Дипольд шумно выдохнул. Гейнский пфальцграф решил внять разумному совету. Стараясь игнорировать обидные выкрики из темноты, он долго и внимательно всматривался в собеседника. Света из двух (одно – в камере пфальцграфа, другое – в клетке справа) маленьких окошек под потолком оказалось достаточно, чтобы разглядеть лицо соседа. Жуткое изувеченное лицо. Во всю правую половину бугрился след от сильного ожога. Кожа с мясом в свое время слезла здесь, небось, аж до самой кости. Удивительно, как вообще такая рана зажила. Мало того – чудом уцелел глаз. Впрочем, уцелел ли? Правое, лишенное век око словно всажено, словно вживлено в опаленную глазницу заново. И смотрит как чужое – не моргая, изучающе-бесстрастно.
То же и правое ухо – будто с другого человека срезанное. Да, определенно, правый глаз и правое ухо не были похожи на левый глаз и левое ухо. Может, беднягу так врачевали, а может, зачем-то пользовали магией. Какие-нибудь опыты Лебиуса? Не исключено…

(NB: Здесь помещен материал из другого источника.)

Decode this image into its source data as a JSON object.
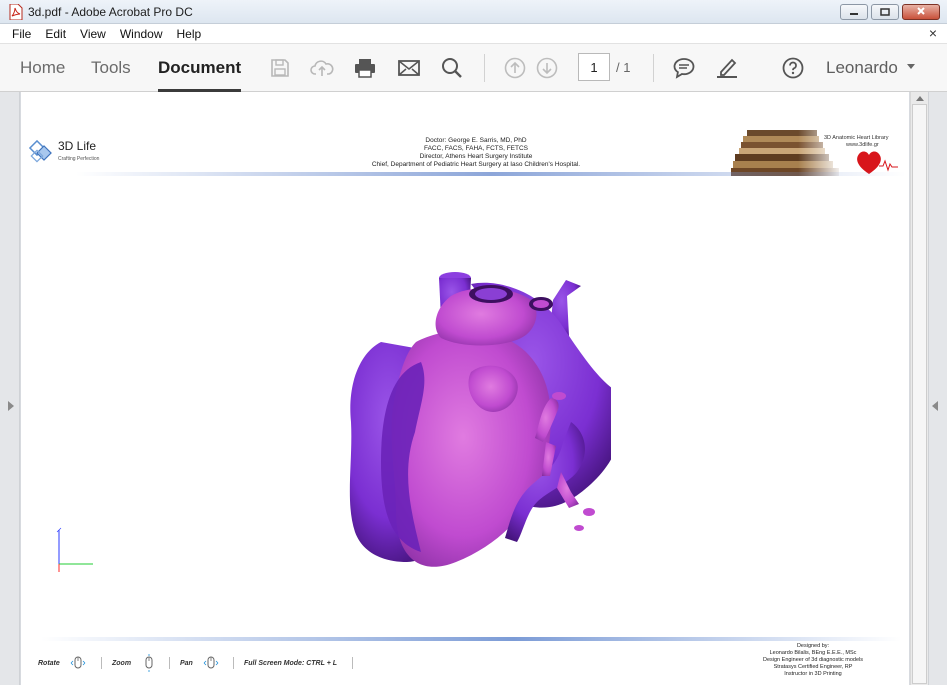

– Ты кто? – глухо спросил Дипольд.
Кривая усмешка на сгоревших наполовину губах. И лишь потом ответ:
– Часовщик. Когда-то меня звали Мартин-мастер. Теперь я слуга его светлости господина маркграфа Альфреда Оберландского. Слуга и вечный раб. По прозвищу…
– Эй, Вареный! – донеслось из темноты злое и насмешливое. – О чем ты там со светлостью шепчешься?! Громче говори – нам тоже послушать охота!
Вареный, выходит, Мартин-мастер. Дипольд хмыкнул. Это, вообще-то, не прозвище – кличка. Но точно и метко данная.